How to find symmetry transformations?

Question

For a given Lagrangian

$$ {\cal L} = - \frac{1}{4} F_{\mu \nu} F^{\mu\nu} + |D_{\mu} \phi|^2 -V (\phi) $$

with $\phi = \frac{1}{\sqrt{2}} (\phi^1 + i \phi^2)$, there are the infinitesimal local symmetry transformations $$ \begin{align} \delta \phi^1 &= - \alpha (x) \phi^2 \\ \delta \phi^2 &= \alpha (x) \phi^1 \\ \delta A_\mu &= - \frac{1}{e} \partial_\mu \alpha \end{align} $$ I can plug them in and show that the Lagrangian is invariant. But, where do they come from? Is it just by experience or does the structure of the transformations results from the Lie algebra or other constraints?
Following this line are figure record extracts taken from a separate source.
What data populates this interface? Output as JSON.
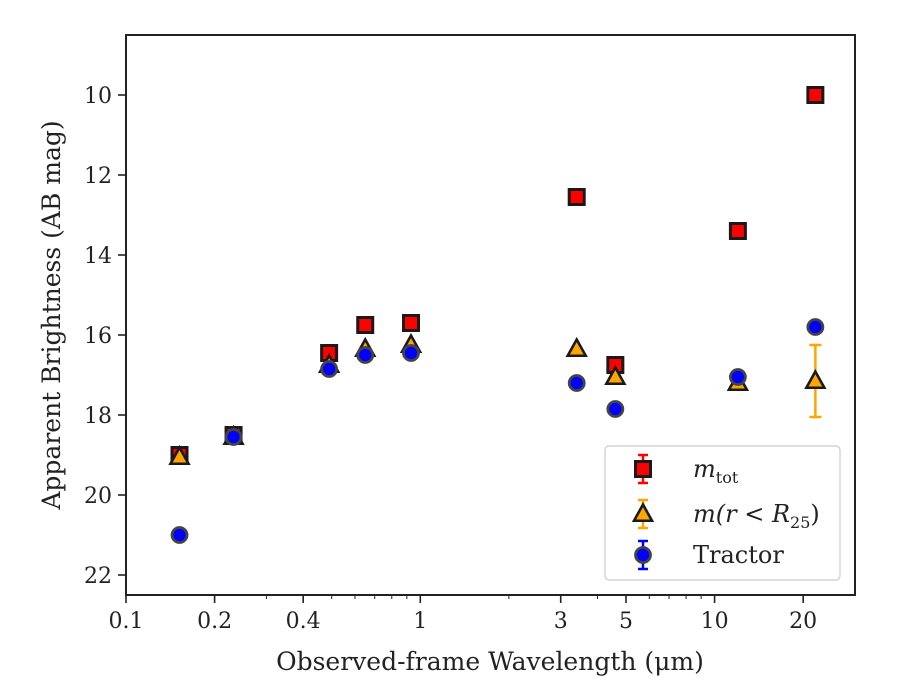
{
  "chart_data": {
    "type": "scatter",
    "xlabel": "Observed-frame Wavelength (μm)",
    "ylabel": "Apparent Brightness (AB mag)",
    "xscale": "log",
    "xlim": [
      0.1,
      30
    ],
    "ylim": [
      22.5,
      8.5
    ],
    "y_inverted": true,
    "x_ticks": [
      0.1,
      0.2,
      0.4,
      1,
      3,
      5,
      10,
      20
    ],
    "x_tick_labels": [
      "0.1",
      "0.2",
      "0.4",
      "1",
      "3",
      "5",
      "10",
      "20"
    ],
    "y_ticks": [
      10,
      12,
      14,
      16,
      18,
      20,
      22
    ],
    "y_tick_labels": [
      "10",
      "12",
      "14",
      "16",
      "18",
      "20",
      "22"
    ],
    "grid": false,
    "legend_position": "lower-right",
    "series": [
      {
        "name": "m_tot",
        "legend_label": {
          "italic": "m",
          "sub": "tot",
          "rest": ""
        },
        "marker": "square",
        "color": "#ff0000",
        "edge_color": "#1a1a1a",
        "error_color": "#ff0000",
        "x": [
          0.152,
          0.232,
          0.49,
          0.65,
          0.93,
          3.4,
          4.6,
          12.0,
          22.0
        ],
        "y": [
          19.0,
          18.5,
          16.45,
          15.75,
          15.7,
          12.55,
          16.75,
          13.4,
          10.0
        ]
      },
      {
        "name": "m(r < R_25)",
        "legend_label": {
          "italic": "m(r < R",
          "sub": "25",
          "rest": ")"
        },
        "marker": "triangle",
        "color": "#ffa500",
        "edge_color": "#1a1a1a",
        "error_color": "#ffa500",
        "x": [
          0.152,
          0.232,
          0.49,
          0.65,
          0.93,
          3.4,
          4.6,
          12.0,
          22.0
        ],
        "y": [
          19.05,
          18.55,
          16.75,
          16.35,
          16.25,
          16.35,
          17.05,
          17.2,
          17.15
        ],
        "yerr": [
          0,
          0,
          0,
          0,
          0,
          0,
          0,
          0,
          0.9
        ]
      },
      {
        "name": "Tractor",
        "legend_label": {
          "italic": "",
          "sub": "",
          "rest": "Tractor"
        },
        "marker": "circle",
        "color": "#0000ff",
        "edge_color": "#444444",
        "error_color": "#0000ff",
        "x": [
          0.152,
          0.232,
          0.49,
          0.65,
          0.93,
          3.4,
          4.6,
          12.0,
          22.0
        ],
        "y": [
          21.0,
          18.55,
          16.85,
          16.5,
          16.45,
          17.2,
          17.85,
          17.05,
          15.8
        ]
      }
    ]
  }
}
In general the transformations look like they are god given for me even if they reappear in similar way for different types of fields. In other words, why do $\delta \phi^1 $ and $\delta \phi^2 $ mix?

How do I know the structure of the transformation for a field? Is it just trial and error?

Answer 1

The transformations can be deduced essentially from representations of Lie algebras. For the Lagrangian you have written, we are describing a $U(1)$ gauge theory. Irreducible representations of $U(1)$ are one complex dimensional and are always of the form $e^{i q \alpha}$ where $q\in {\mathbb R}$. By definition, this is a representation and therefore acts on a one complex dimensional vector space as $$ \phi \to e^{i q \alpha} \phi $$ We can now apply this principle in physics where everything is a function of space-time, $\phi \to \phi(x)$, $\alpha \to \alpha(x)$. You can check that writing $\phi = \frac{1}{\sqrt{2}} ( \phi^1 + i \phi^2)$ reproduces precisely the transformations you have written.

The transformation of $A_\mu$ can then be deduced from geometric considerations. To do this, let us try and construct a Lagrangian that is invariant under the local gauge transformations $$ \phi (x) \to e^{i q \alpha(x)} \phi(x) $$ The first natural thing to do is to try and write down a kinetic term for the scalar. However, the usual one, namely $\partial_\mu \phi \partial^\mu \phi$ no longer works since it transforms weirdly under gauge transformations. The reason of course is that the derivative of a field is defined as $$ n^\mu \partial_\mu \phi(x) = \lim_{\epsilon \to 0} \frac{ \phi(x+ \epsilon n ) - \phi(x) }{ \epsilon} $$ Clearly, the issue is that in the derivative, we are taking a difference of fields at different space-time points! Since the gauge transformation is local, it acts differently on the fields at different space-time points. This is basically the issue. To remedy this, we introduce a different field $W(x,y)$ such that $W(x,x) = 1$ and under gauge transformations transforms as $$ W(x,y) \to e^{i q \alpha(x) } W(x,y) e^{- i q \alpha(y) } $$ We can define a "new derivative" as $$ n^\mu D_\mu \phi(x) = \lim_{\epsilon \to 0} \frac{W(x,x+\epsilon n) \phi(x+ \epsilon n ) - \phi(x) }{ \epsilon} $$ Take the limit described above and you will reproduce precisely the covariant derivative you have in your Lagrangian where $$ W(x,x+\epsilon n) = 1 - i \epsilon n^\mu A_\mu + {\cal O}(\epsilon^2) $$ You can also further check that the gauge transformation of $W$ implies the specific gauge transformation of $A_\mu$ that you wrote down.

Thus, all the gauge transformations can be "derived" from arguments like above. Note also that this discussion can easily be generalized to non-abelian gauge theories.

DISCLAIMER: I HAVE NOT KEPT TRACK OF FACTORS OF $e$ AND SIGNS. PLEASE FIX THEM YOURSELF.